今回の戦争が民主主義国の結束を強めたというのはファンタジーにすぎない Foreign Affairs2022年4月4日より
Foreign Affairsに「The Fantasy of the Free World Are Democracies Really United Against Russia?」(https://www.foreignaffairs.com/articles/india/2022-04-04/fantasy-free-world)と題する記事が2022年4月4日に掲載された。前提として今回のウクライナ危機で民主主義国が結束を強めた、あるいは強めるべきだという論が同誌をはじめとして散見されることへの反論となっている。おおまかな趣旨は下記である。
●今回の戦争は民主主義陣営に亀裂を生み、アジアの自立を促進する結果となる可能性が高い
3月2日の国連総会での結果をもって、反ロシアで団結していると考えるのは早計だ。まず、インドや南アフリカをはじめとする民主主義陣営は棄権した。中南米の国々は賛成票を投じても経済制裁には参加していない。アジア・アフリカ諸国の半数近くが、この決議に棄権または反対票を投じた。そして、米国とEUの対ロシア制裁に全面的に参加しているアジアの国は、日本、シンガポール、韓国の3カ国だけである。

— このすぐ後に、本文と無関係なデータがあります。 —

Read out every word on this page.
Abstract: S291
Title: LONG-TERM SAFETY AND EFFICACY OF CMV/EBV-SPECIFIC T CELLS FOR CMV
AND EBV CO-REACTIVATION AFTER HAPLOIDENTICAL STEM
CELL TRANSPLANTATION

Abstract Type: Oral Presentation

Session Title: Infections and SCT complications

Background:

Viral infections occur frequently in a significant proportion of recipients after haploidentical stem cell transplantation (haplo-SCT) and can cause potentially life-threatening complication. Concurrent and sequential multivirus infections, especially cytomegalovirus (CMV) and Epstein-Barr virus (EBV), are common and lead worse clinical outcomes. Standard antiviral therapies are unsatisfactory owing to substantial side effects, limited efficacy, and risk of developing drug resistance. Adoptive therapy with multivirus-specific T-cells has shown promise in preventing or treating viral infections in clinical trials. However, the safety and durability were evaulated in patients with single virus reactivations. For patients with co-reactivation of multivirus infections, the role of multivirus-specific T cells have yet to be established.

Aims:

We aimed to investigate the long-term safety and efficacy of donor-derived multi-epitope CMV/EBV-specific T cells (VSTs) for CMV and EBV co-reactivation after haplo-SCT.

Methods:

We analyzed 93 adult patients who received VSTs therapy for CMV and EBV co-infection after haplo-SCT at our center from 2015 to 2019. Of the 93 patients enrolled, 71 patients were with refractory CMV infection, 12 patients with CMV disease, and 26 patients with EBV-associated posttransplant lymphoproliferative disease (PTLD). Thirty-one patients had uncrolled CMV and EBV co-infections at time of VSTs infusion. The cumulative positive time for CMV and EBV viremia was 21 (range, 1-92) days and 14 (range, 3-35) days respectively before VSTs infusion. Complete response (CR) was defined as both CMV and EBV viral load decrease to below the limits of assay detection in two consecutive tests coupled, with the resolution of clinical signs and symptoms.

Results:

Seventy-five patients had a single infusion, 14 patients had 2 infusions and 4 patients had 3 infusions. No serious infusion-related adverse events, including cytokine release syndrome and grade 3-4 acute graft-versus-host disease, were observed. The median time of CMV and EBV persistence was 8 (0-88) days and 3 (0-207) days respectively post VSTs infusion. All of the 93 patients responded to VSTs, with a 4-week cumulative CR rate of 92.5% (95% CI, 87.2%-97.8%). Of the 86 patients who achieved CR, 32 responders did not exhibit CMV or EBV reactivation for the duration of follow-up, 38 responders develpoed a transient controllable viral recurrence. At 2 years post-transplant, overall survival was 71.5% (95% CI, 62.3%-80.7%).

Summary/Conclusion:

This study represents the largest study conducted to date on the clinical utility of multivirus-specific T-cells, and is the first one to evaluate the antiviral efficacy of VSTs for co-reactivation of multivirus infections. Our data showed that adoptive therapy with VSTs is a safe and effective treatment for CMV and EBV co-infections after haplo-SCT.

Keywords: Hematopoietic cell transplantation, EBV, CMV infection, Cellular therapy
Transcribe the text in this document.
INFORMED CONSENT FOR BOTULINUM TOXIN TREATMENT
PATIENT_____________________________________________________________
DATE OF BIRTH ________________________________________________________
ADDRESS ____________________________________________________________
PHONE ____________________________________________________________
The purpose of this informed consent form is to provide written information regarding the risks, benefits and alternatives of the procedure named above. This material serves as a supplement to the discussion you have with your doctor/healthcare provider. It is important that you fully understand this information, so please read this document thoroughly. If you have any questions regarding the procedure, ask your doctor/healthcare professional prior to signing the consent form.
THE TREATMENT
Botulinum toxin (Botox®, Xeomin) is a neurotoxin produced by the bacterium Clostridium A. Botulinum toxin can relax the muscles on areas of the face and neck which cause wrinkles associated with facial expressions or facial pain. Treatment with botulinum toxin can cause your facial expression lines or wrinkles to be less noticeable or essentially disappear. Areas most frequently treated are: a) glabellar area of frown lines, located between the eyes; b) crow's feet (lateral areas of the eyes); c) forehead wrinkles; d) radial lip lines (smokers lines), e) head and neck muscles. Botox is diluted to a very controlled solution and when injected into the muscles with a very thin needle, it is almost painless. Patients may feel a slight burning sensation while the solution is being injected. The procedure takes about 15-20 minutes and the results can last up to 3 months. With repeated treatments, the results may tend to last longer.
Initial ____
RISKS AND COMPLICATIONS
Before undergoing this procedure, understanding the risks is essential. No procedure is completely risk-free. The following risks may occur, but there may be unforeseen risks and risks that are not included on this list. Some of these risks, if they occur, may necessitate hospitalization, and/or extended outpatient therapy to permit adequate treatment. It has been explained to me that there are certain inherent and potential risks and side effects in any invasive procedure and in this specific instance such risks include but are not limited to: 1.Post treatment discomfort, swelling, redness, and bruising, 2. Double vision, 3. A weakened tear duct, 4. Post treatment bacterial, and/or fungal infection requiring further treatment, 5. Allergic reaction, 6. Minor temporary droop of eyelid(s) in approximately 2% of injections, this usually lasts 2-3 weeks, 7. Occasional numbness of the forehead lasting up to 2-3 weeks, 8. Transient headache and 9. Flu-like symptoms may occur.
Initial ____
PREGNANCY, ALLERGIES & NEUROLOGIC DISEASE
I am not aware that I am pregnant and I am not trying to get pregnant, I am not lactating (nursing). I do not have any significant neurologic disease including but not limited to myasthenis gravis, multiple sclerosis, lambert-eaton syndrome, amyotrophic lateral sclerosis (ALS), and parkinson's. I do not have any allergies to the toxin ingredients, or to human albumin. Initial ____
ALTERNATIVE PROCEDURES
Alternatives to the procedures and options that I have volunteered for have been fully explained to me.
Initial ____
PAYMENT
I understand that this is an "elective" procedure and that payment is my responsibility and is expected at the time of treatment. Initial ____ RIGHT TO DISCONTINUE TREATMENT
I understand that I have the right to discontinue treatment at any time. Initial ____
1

結束が強まったのは西側諸国だけで、アジアはそこに含まれていない。重要なのはすでに地政学的重要度はヨーロッパからアジアに移っており、中国を軸にどのような均衡を実現すべきを模索している。
欧米では今回のような侵略を驚きをもって受け止められているが、アジアはベトナム戦争やイラク侵攻、その他の代理戦争で何度も経験している。
今回の戦争はアジアには深刻な影響をもたらさない可能性が高く、むしろ欧米との亀裂を深め、アジアの自立を加速する可能性が高い。また、ヨーロッパもアメリカへの依存を減らし、戦略的自立性を高めることになる。
●感想
なるほどと納得したけど、アジアというよりもグローバルサウスの自立なのかもしれない。グローバルサウスといった時には、日本、韓国、シンガポールといった国連総会で賛成票を投じた国は入らない。
そう考えると、グローバルノースではあるが、欧米ではない日本はすごく微妙な立場になる。自立を進めるアジアとの関係を保ちつつ、基本はアメリカに依存し、欧州ともよい関係と続け、中国ともビジネス面では取引してゆく。パンデミックと今回の戦争でグローバリゼーションが後退して分断が進む中、資源小国で、アジアあってグローバルサウスでなく、グローバルノースであっても欧米ではない日本はどうなるのだろう?